В палате стояло двенадцать коек, шесть и шесть, а посредине оставался узкий проход, вдвоем не разминуться. Здание больницы было старым, и строилось совсем для других нужд. На высоком потолке со следами лепнины расходились ржавые водяные подтеки, окно, узкое и высокое, с широким подоконником, было закрыто на старинные латунные шпингалеты.

Из окна я увидела двор, засаженный редкими деревьями. По двору медленно передвигались молодые мужчины в черных одеждах. Вероятно, к слуховым галлюцинациям прибавились зрительные.

Подошла моя соседка и встала рядом, чуть потеснив меня круглым животом.

– Представляешь, монахи.

Позади меня была палата, полная беременных на разных сроках баб, лежащих на сохранении. Они сидели на кроватях и ели утреннюю жидкую кашу, кто держа тарелку перед собой, кто на прикроватной тумбочке.

Передо мной был двор, по которому бродили монахи, кто с книгой в руках, кто перебирая четки. Справа, за высокой оградой, виднелся Обводный канал.

– Где я?

Наверное, лицо у меня было страшным.

– Ты что позеленела, плохо тебе?

– Мне хорошо. Где я?

В неотложку я вчера села уже в халате и тапочках, так что бежать отсюда не могла. Но хотя бы знать, где находится место моего заключения, я имела право?

– Не бойся. Местечко что надо. Вон, слева, видишь здание вроде дворца? Это Духовная семинария. А дальше, позади нее, Лавра. А наш особнячок – это флигель, он раньше им принадлежал. А теперь здесь знаешь что на первом-то этаже? – И мой маленький беременный Вергилий тихо рассмеялся в ладошку. – Абортарий, самый что ни на есть.

Кто б сомневался: и наше поколение было рождено, чтоб Кафку делать былью. Своими жизнями и жизням еще не рожденных детей мы, подчиняясь неведомому, заведенному здесь порядку, мостили дорогу в светлое советское абсурдное будущее, которому, даже за отсутствием второго эпитета, не дано быть другим.
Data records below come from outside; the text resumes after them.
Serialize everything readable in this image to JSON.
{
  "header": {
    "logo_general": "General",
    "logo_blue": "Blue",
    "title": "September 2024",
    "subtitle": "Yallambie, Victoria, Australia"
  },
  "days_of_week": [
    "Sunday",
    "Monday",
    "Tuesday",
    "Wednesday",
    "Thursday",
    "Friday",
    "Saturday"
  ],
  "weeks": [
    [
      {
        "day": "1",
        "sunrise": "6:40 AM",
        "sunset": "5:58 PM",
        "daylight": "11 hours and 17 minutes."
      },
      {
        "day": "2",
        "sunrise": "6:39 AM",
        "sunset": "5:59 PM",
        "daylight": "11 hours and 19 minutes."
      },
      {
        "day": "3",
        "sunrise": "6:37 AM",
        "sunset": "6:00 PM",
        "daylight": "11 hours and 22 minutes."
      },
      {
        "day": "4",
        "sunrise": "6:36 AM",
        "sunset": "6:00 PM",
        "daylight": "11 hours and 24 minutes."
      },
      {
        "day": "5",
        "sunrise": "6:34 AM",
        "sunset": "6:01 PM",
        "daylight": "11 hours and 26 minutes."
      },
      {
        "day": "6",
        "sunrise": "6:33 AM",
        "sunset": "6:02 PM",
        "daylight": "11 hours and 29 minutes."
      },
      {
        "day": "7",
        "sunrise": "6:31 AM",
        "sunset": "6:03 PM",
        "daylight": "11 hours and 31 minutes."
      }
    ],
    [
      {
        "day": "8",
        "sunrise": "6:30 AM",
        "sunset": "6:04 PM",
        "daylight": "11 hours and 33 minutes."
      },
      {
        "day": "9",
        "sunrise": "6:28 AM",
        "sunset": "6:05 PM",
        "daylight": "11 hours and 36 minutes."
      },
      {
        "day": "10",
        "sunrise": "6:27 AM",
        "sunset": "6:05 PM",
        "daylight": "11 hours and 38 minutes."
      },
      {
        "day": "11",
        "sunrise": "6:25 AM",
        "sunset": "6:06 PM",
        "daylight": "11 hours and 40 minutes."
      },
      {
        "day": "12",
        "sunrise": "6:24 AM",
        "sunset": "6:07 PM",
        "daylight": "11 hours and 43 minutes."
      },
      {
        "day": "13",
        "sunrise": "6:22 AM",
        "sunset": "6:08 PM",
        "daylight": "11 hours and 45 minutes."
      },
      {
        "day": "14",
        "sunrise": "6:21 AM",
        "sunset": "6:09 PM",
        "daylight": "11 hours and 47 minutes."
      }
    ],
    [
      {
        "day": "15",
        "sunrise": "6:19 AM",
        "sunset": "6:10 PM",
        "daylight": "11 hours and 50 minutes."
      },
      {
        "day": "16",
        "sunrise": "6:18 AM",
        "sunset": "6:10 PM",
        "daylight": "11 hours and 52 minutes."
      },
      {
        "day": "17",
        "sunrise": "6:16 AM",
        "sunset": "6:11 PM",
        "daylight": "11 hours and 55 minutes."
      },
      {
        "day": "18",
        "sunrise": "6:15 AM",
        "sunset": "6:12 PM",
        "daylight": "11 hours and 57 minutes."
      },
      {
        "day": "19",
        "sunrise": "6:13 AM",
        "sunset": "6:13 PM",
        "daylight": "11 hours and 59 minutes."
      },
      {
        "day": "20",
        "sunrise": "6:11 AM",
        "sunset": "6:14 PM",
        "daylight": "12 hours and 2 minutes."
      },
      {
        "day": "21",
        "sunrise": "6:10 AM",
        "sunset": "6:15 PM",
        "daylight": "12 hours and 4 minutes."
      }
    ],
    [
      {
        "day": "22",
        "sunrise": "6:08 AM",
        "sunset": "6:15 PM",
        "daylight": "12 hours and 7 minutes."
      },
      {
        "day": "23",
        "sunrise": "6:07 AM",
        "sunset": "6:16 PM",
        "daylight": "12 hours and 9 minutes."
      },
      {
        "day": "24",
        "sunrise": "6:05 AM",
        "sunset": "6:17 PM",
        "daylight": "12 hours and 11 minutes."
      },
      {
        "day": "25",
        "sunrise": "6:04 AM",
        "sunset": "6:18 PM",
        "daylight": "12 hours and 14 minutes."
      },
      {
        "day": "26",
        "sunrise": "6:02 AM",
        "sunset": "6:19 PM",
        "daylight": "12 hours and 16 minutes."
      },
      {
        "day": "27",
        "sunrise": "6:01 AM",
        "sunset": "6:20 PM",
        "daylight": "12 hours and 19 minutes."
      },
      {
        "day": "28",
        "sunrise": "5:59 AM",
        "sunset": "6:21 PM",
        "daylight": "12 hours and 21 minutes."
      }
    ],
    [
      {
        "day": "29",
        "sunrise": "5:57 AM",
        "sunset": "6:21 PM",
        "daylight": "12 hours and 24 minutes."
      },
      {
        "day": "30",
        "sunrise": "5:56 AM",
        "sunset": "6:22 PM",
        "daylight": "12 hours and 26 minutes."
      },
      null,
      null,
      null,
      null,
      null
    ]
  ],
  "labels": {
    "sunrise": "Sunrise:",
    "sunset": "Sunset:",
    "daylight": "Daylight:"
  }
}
Вся Страстная слилась в один яростный солнечный день. Листва на деревьях огрубела, сделалась темной, и берега речки Монастырки, протекавшей позади нашего корпуса, на глазах поросли бурьяном. Облаков в небе не было, кроме одного, невидимого, которое уже пятые сутки шло к нам и теперь было над нами и о котором мы ничего не знали.

Основное мое лечение заключалось в том, чтобы лежать и время от времени принимать витамины. Видимо, близость Лавры настраивала врачей на философский лад, и они, не без оснований, впрочем, полагали, что все в руце Божьей.

Когда лежать становилось невмоготу, я вставала и шла бродить по этажу. Узкий коридор заканчивался окном и пожарной лестницей, ведущей в монастырский двор. Справа в коридор выходили двери четырех палат на двенадцать коек каждая, слева находились сестринская, душевая с неработающим душем и уборная, одна на весь этаж. Закрывалась она изнутри на разболтанный погнутый крючок, и в коридор сквозь щели подтягивало.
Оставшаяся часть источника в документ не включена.